The Fastbacks – Very, Very Powerful Motor (1990), The Answer is You (1991), Zucker (1993), Gone to the Moon (1993)
  By now, you should be able to recognize a couple patterns to my record buying during 2012. One, I bought a lot of Seattle music (see above on Mark Lanegan). And, two, I bought a whole lotta Sub Pop from the early ’90s (see Eric’s Trip, Supersuckers, Mark Lanegan, L7). With The Answer is You, Zucker, and Gone to the Moon by the much-loved, but not nearly appreciated enough power pop outfit, The Fastbacks, I hit the double — Seattle and Sub Pop.

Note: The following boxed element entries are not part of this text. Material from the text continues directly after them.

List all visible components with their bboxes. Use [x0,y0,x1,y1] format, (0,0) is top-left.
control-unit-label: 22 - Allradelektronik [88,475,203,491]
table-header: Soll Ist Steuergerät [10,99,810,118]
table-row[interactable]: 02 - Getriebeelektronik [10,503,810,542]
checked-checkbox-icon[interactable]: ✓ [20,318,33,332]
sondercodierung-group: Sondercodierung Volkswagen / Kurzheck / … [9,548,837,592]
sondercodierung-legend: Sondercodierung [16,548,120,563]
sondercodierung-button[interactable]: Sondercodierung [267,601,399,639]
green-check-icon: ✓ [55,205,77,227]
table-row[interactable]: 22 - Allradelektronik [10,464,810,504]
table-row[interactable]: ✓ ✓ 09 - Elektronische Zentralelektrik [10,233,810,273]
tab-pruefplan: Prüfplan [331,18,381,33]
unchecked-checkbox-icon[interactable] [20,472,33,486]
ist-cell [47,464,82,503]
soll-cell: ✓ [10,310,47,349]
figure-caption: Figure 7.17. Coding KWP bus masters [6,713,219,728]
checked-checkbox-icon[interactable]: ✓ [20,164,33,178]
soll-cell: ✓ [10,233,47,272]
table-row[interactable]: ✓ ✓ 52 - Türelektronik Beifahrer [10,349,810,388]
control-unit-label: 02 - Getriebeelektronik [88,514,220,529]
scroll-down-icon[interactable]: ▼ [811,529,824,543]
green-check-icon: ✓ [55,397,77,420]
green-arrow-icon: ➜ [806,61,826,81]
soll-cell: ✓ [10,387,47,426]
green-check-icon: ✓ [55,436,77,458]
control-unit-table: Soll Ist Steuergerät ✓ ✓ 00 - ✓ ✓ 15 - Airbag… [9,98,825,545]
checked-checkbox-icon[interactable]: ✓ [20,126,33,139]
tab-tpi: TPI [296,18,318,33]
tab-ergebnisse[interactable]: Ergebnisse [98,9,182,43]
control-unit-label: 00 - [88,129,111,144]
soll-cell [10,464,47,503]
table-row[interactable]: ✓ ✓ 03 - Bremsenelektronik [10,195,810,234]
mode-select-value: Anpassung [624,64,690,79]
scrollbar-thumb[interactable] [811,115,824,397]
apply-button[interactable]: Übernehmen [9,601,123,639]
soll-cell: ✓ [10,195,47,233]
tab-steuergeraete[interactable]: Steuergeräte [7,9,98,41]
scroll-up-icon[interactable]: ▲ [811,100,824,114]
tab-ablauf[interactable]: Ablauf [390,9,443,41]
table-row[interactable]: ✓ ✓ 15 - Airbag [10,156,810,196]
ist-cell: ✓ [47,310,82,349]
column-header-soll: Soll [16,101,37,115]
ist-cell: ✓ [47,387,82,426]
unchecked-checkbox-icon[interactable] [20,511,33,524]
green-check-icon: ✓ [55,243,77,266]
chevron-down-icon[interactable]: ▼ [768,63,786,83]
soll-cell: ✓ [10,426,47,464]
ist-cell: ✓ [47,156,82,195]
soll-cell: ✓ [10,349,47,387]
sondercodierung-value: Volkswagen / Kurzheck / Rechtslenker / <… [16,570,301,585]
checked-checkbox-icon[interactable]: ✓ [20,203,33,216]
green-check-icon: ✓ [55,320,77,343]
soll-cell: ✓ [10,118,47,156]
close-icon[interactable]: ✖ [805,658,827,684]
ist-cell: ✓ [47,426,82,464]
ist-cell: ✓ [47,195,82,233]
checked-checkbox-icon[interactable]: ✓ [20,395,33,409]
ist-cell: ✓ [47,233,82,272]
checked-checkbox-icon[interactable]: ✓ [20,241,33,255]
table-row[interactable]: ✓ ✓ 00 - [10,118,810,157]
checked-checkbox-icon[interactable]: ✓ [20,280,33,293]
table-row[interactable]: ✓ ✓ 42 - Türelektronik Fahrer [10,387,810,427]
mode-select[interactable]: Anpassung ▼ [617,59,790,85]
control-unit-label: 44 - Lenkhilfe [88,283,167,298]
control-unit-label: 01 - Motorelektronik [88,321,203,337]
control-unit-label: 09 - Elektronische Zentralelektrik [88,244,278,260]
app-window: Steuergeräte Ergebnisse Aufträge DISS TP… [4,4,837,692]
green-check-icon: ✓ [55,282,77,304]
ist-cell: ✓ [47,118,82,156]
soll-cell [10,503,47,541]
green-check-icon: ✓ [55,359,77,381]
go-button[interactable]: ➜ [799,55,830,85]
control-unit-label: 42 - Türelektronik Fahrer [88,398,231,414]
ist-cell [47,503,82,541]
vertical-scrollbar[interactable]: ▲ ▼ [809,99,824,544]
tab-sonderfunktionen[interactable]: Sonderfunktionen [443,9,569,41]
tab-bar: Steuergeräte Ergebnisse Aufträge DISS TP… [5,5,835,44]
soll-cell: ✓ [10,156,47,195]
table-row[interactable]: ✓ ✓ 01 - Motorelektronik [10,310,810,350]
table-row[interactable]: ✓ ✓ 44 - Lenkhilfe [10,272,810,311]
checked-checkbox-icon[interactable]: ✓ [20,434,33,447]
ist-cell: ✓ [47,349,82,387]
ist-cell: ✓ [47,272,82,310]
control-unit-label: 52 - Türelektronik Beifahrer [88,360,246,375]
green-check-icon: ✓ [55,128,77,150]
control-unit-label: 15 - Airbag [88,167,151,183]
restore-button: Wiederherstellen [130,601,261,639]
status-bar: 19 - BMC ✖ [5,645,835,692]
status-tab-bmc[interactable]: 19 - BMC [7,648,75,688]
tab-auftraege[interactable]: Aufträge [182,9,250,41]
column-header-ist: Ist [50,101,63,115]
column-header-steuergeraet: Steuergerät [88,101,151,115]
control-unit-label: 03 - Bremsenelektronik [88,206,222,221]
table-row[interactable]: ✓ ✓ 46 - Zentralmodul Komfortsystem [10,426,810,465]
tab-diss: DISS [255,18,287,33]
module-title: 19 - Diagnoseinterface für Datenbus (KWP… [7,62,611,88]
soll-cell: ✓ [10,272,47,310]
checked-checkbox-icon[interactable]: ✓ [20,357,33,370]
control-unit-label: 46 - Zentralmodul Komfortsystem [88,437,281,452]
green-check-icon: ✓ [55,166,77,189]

The Dictators – Blood Brothers (1978)
The Dictators never quite fit in with the punk crowd, or the metal crowd, or the pop crowd, for that matter. Their best tracks, like “Stay With Me,” from this 1978 album hint at all three of those genres and should have had broad appeal. In other words, this should be classic should be a stone cold classic. The fact it isn’t may have something to do with The Dictators’ sense of humor, which some didn’t find especially funny. Joke or not, it’s awfully hard to defend the tracks “Master Race Rock” and “Back to Africa,” from their ’75 debut record in 2012. Or, it could be that old maxim about not pleasing all of the people all of the time. Remember, back in the ’70s punk and metal didn’t cross paths all that often. And to be punk, you had to be really punk. You had to live it and look it. The Dictators did neither. They just rocked, and here’s the proof.

Urge Overkill – Supersonic Storybook (1991) There are some (Steve Albini) from the Chicago rock scene (Steve Albini) from the late ’80s and early ’90s (Steve Albini) who didn’t very much care for Urge Overkill, and those people (Steve Albini) would say things about Urge Overkill like, “We’ll see who’s sucking cock for loose change in the bus station in five years.”

Steve Albini can have his opinions. He has a lot of opinions. I have never met any members of Urge Overkill in person and therefore cannot comment on whether or not their cock sucking skills have indeed improved since the passing of the ’90s, but I do happen to enjoy the sleazy, glam rock groove of “The Candidate,” and the album Supersonic Storybook, in general.

Boogie Down Productions – By All Means Necessary (1988) “Stop the Violence.” Please, America, stop the violence.